You think that was extreme? How about the final final straw, the one that could have filled a whole barn with ungulate fodder bound up in bales eight feet high? You ready for this? They went out and got an eviction notice and taped it to the door of my room, as if that was going to mean anything to me, as if I cared what the Danbury Superior Court had to say about anything. But what a fool I am-I thought the final straw was when they dropped me from the family plan and I woke up one day with no cell service and, really, knock-knock, how do they expect me to get a job if I don’t have a phone? Is that so hard to figure out? Does that take higher reasoning? Putting fucking one and one together? The next final straw was when they brought in Lucas Hubinski, who was in high school with me back in the time before time, and had him put a lock on the refrigerator and the pantry, too, as if they were display cases at Tiffany’s. They’re old and weak and ridiculous and they know it, with their stained teeth and droopy necks and faces like masks cut out of sheets of sandpaper, with two holes poked for their glittery, hypercritical eyes to blaze through.

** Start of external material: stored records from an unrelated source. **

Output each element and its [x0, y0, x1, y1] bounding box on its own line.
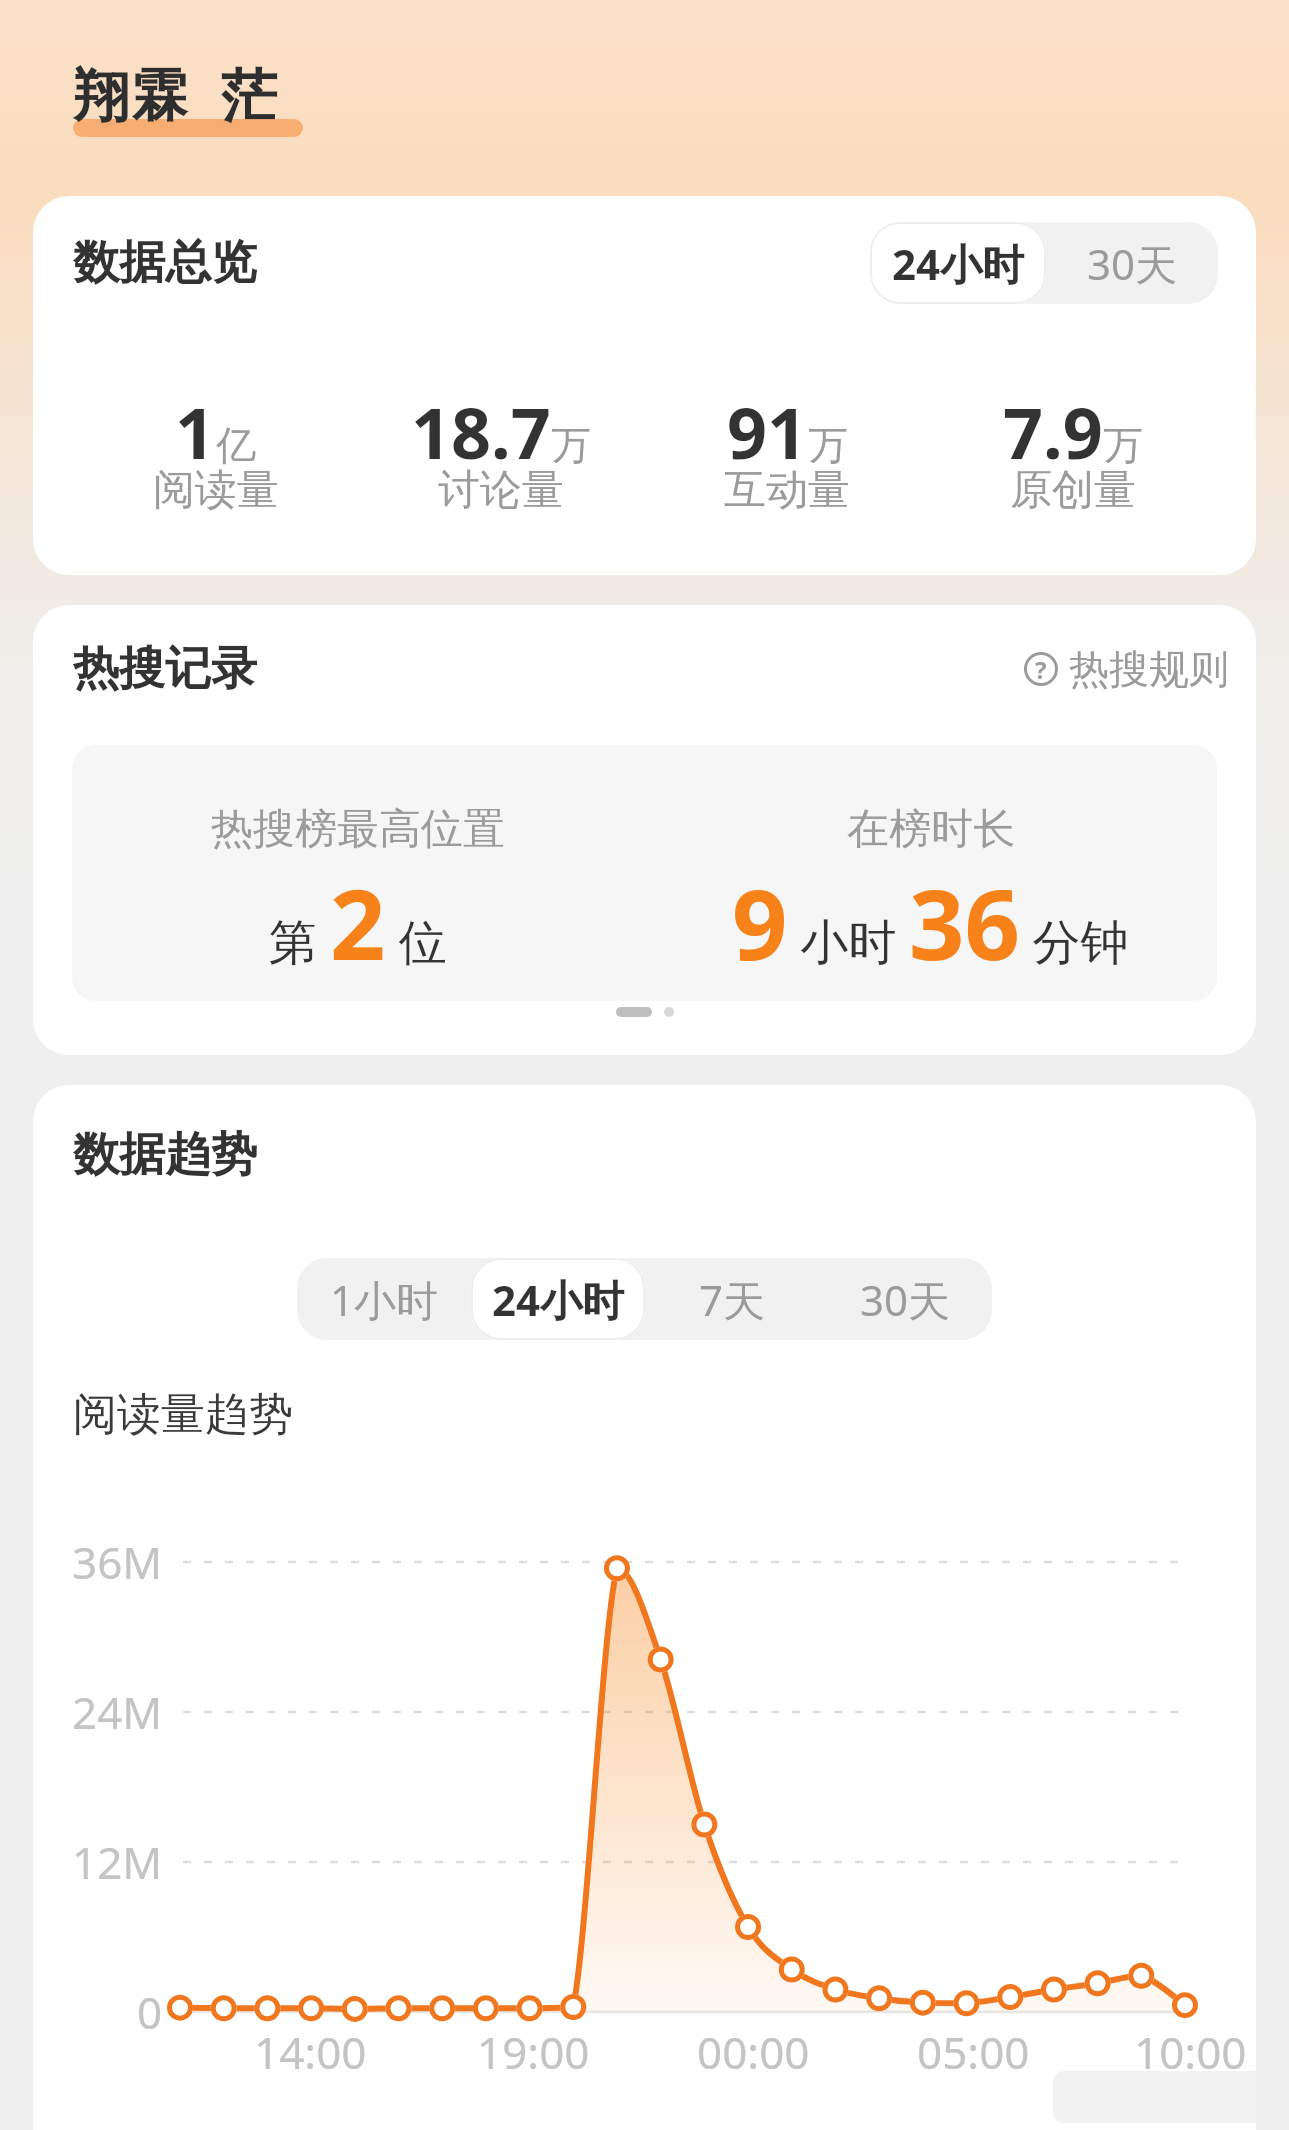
staticText: 原创量	[1010, 464, 1136, 517]
button[interactable]: 24小时	[870, 222, 1046, 304]
staticText: 热搜规则	[1069, 644, 1229, 694]
button[interactable]: 1小时	[297, 1258, 471, 1340]
button[interactable]: 7天	[645, 1258, 819, 1340]
button[interactable]: 7.9	[930, 384, 1216, 532]
staticText: 在榜时长	[847, 803, 1015, 856]
staticText: 10:00	[1134, 2022, 1247, 2082]
staticText: 30天	[860, 1271, 951, 1328]
staticText: 数据趋势	[73, 1126, 257, 1184]
staticText: 91	[727, 384, 808, 479]
staticText: 位	[386, 908, 447, 974]
staticText: 9	[732, 856, 788, 988]
staticText: 亿	[216, 420, 256, 470]
staticText: 小时	[788, 908, 909, 974]
staticText: 18.7	[411, 384, 551, 479]
staticText: 热搜记录	[73, 640, 257, 698]
staticText: 14:00	[254, 2022, 367, 2082]
staticText: 翔霖 茫	[72, 55, 278, 131]
staticText: ?	[1035, 653, 1047, 686]
staticText: 12M	[72, 1832, 163, 1892]
staticText: 24M	[72, 1682, 163, 1742]
button[interactable]: ?	[1023, 639, 1229, 699]
staticText: 万	[1103, 420, 1143, 470]
staticText: 0	[137, 1982, 163, 2042]
staticText: 24小时	[892, 235, 1025, 292]
button[interactable]: 18.7	[358, 384, 644, 532]
staticText: 05:00	[917, 2022, 1030, 2082]
staticText: 1	[175, 384, 216, 479]
staticText: 36M	[72, 1532, 163, 1592]
staticText: 24小时	[492, 1271, 625, 1328]
staticText: 2	[330, 856, 386, 988]
staticText: 7.9	[1003, 384, 1103, 479]
staticText: 1小时	[330, 1271, 439, 1328]
staticText: 讨论量	[438, 464, 564, 517]
staticText: 36	[909, 856, 1020, 988]
staticText: 30天	[1087, 235, 1178, 292]
staticText: 热搜榜最高位置	[211, 803, 505, 856]
button[interactable]: 30天	[1046, 222, 1218, 304]
staticText: 阅读量趋势	[73, 1387, 293, 1442]
button[interactable]: 91	[644, 384, 930, 532]
staticText: 19:00	[477, 2022, 590, 2082]
staticText: 阅读量	[153, 464, 279, 517]
staticText: 数据总览	[73, 234, 257, 292]
staticText: 万	[551, 420, 591, 470]
staticText: 分钟	[1020, 908, 1129, 974]
button[interactable]: 1	[73, 384, 358, 532]
button[interactable]: 24小时	[471, 1258, 645, 1340]
staticText: 互动量	[724, 464, 850, 517]
staticText: 万	[808, 420, 848, 470]
button[interactable]: 30天	[819, 1258, 992, 1340]
staticText: 00:00	[697, 2022, 810, 2082]
staticText: 第	[269, 908, 330, 974]
staticText: 7天	[699, 1271, 766, 1328]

Shouting matches? If they want shouting matches, well, I’m more than equal to the task.

A musculoskeletal structure without the musculo.

They’d like that, wouldn’t they, their one and only child, who never asked to be born in the first place, reduced to an artifact in his own room in the only home he’s ever known? A memento mori. They can come in with police dogs and fire hoses and I’ll cling to the woodwork till I’m stripped to the bone.